In 2021, things looked different. After his loss to Rouhani, Ayatollah Khamenei rewarded Raisi the judiciary, which allowed him to play Robin Hood in the public eye. Despite having a majority in parliament, the pragmatic faction was extremely weakened after the assassination of General Soleimani and after some of its influential figures were found guilty of corruption.
This time Ayatollah Khamenei seemed determined to guarantee an easy win for Raisi, perhaps to pave the way for him to succeed in his role. Khamenei effectively barred anyone, including a close confidant, Ali Larijani, who could pose a challenge to Raisi from running.
Raisi’s easy victory in the absence of any serious challenge felt like déjà vu from the 1980s, when Ayatollah Khamenei himself won an election without any real rival. Khamenei’s rise to power followed a series of top-level assassinations of competition by the militant opposition. In 2021, Khamenei killed anyone’s chance to beat his favourite candidate before campaigning even began.
Having eliminated all reformists and moderates from the political scene, Raisi’s first year in office has given an upper hand to the populist faction of the ‘revolutionaries’, headed behind the scene by Saeed Jalili, a former security official and presidential candidate. Raisi’s cabinet is dominated by populists with affinities to Russia and who are strongly opposed to the nuclear deal and any other engagement with the West.
They are also extremely illiberal in women’s and minority rights, internet access, cultural production, and even personal freedoms. State TV and radio was handed over from a pragmatist ally to a populist loyalist, who quickly marginalised pragmatists' voices.
Several leaked documents and tapes further wounded pragmatist leaders. To make matters worse, the all-powerful IRGC’s spy chief, Hossein Taeb, who has been a significant ally to the pragmatists, was fired by the Supreme Leader over a combination of corruption cases and failure to stop Israel’s sabotage and assassinations in Iran.
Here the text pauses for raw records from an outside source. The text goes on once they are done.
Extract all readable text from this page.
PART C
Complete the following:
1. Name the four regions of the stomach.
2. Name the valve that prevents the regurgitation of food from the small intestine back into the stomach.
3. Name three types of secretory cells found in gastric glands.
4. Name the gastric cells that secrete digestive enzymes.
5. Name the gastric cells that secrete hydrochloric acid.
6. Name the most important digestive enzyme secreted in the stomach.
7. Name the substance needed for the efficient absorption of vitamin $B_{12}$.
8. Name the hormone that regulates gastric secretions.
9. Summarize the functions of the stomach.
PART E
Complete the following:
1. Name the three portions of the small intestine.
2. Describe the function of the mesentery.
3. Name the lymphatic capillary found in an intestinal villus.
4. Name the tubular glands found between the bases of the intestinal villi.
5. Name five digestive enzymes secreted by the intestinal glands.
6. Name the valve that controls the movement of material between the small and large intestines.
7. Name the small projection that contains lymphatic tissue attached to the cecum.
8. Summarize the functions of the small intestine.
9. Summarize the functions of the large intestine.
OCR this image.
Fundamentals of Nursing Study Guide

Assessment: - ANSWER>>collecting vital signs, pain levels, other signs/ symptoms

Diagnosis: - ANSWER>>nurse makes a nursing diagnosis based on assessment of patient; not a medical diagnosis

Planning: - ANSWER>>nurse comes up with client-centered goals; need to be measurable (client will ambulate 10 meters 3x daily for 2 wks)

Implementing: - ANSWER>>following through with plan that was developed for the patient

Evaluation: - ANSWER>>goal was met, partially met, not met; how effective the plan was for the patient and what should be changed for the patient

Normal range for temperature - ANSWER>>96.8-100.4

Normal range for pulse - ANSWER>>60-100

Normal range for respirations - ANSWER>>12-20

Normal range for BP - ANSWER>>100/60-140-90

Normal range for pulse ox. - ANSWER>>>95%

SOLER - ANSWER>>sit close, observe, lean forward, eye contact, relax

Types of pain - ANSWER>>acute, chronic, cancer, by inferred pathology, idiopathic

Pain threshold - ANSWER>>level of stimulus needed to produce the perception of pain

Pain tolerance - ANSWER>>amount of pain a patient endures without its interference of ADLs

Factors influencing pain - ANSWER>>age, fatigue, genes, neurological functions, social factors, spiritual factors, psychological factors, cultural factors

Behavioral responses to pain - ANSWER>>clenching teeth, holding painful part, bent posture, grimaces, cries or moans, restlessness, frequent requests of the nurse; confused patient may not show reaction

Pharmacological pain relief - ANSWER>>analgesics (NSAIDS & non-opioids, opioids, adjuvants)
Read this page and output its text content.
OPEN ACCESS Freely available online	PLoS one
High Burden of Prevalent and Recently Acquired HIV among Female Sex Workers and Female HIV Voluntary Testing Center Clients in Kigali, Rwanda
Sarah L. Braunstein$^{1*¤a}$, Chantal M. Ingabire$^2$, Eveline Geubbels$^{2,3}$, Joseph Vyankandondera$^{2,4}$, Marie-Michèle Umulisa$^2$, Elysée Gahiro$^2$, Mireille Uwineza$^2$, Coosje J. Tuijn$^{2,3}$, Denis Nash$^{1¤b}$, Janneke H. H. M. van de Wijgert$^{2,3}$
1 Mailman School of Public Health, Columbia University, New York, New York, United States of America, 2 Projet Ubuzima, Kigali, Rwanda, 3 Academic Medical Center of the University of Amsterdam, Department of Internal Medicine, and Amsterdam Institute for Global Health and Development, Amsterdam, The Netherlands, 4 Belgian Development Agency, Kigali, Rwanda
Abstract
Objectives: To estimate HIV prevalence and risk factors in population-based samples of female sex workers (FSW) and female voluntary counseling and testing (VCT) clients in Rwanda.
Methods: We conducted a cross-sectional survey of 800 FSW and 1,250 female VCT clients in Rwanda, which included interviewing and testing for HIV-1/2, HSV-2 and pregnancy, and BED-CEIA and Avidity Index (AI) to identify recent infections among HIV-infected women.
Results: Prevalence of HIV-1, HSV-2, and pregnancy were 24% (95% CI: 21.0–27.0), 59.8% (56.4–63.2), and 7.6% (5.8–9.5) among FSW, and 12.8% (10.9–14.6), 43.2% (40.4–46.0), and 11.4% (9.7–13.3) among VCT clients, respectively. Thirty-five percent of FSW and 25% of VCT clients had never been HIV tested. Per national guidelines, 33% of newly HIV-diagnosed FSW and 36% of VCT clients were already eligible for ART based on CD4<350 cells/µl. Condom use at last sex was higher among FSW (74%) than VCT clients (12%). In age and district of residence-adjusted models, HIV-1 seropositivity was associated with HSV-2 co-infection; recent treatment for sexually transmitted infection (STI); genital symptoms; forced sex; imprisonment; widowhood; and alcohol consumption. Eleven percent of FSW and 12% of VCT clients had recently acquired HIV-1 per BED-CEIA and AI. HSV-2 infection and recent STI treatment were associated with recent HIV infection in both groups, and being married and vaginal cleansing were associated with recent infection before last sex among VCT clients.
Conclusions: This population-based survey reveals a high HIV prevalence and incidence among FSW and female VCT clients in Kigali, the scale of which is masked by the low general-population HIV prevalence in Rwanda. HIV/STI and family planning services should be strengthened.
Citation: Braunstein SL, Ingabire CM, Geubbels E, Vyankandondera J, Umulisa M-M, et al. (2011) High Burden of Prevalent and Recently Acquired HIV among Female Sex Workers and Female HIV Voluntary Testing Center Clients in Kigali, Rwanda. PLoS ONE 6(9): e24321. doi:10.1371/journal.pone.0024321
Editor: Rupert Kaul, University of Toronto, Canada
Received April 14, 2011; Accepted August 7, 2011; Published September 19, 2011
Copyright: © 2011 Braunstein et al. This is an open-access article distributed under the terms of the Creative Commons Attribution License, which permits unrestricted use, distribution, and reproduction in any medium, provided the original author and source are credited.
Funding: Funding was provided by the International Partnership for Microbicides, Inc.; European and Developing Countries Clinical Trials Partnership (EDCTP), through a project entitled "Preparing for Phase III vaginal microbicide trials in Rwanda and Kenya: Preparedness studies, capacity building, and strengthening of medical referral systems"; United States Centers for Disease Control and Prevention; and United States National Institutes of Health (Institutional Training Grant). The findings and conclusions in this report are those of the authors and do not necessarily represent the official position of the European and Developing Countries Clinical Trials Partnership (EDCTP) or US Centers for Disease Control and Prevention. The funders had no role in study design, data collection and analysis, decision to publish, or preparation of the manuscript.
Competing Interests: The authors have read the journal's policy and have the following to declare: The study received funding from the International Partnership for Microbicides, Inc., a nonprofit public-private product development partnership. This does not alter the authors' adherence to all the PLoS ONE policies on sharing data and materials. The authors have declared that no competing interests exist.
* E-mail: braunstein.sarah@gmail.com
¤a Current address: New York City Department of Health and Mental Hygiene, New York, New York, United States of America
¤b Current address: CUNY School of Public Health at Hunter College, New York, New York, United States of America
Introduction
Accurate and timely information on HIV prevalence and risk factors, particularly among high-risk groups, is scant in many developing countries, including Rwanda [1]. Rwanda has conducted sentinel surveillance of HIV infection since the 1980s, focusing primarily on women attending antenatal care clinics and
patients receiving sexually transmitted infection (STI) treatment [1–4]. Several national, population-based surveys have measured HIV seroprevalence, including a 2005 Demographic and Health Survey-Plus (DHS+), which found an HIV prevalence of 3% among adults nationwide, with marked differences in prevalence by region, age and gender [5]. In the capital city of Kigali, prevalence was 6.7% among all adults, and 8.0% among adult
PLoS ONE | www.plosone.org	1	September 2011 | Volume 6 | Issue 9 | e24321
The difficulties of the 1980s took place when the majority of Iranians were extremely young, idealistic, collectivist, uneducated, revolutionary, anti-Western, and pious. They selflessly loved Ayatollah Khomeini and trusted the highly educated, technocratic civil servants who had devoted themselves to the success of the revolution.
"The revolution that was a collective ideal for many in the 1980s is now nothing more than a lucrative profession for some"
Today, Iran’s ageing population is evermore individualistic, liberal, educated, pro-Western, secular, globally connected, and resentful of the revolution, its consequences, and its leadership. Corruption and hypocrisy is now the norm among state officials at all levels, and those with the loudest revolutionary claims have the most comfortable lives in the greenest parts of the capital.
The revolution that was a collective ideal for many in the 1980s is now nothing more than a lucrative profession for some.
Ayatollah Khamenei has been encouraging the re-enactment of 1980s discourses and practices, but he has failed to see how history is repeating itself, this time as farce.
Hossein Derakhshan is a media researcher at London School of Economics. He spent six years in prison in Iran from 2008 over his pioneering blogging and digital activism.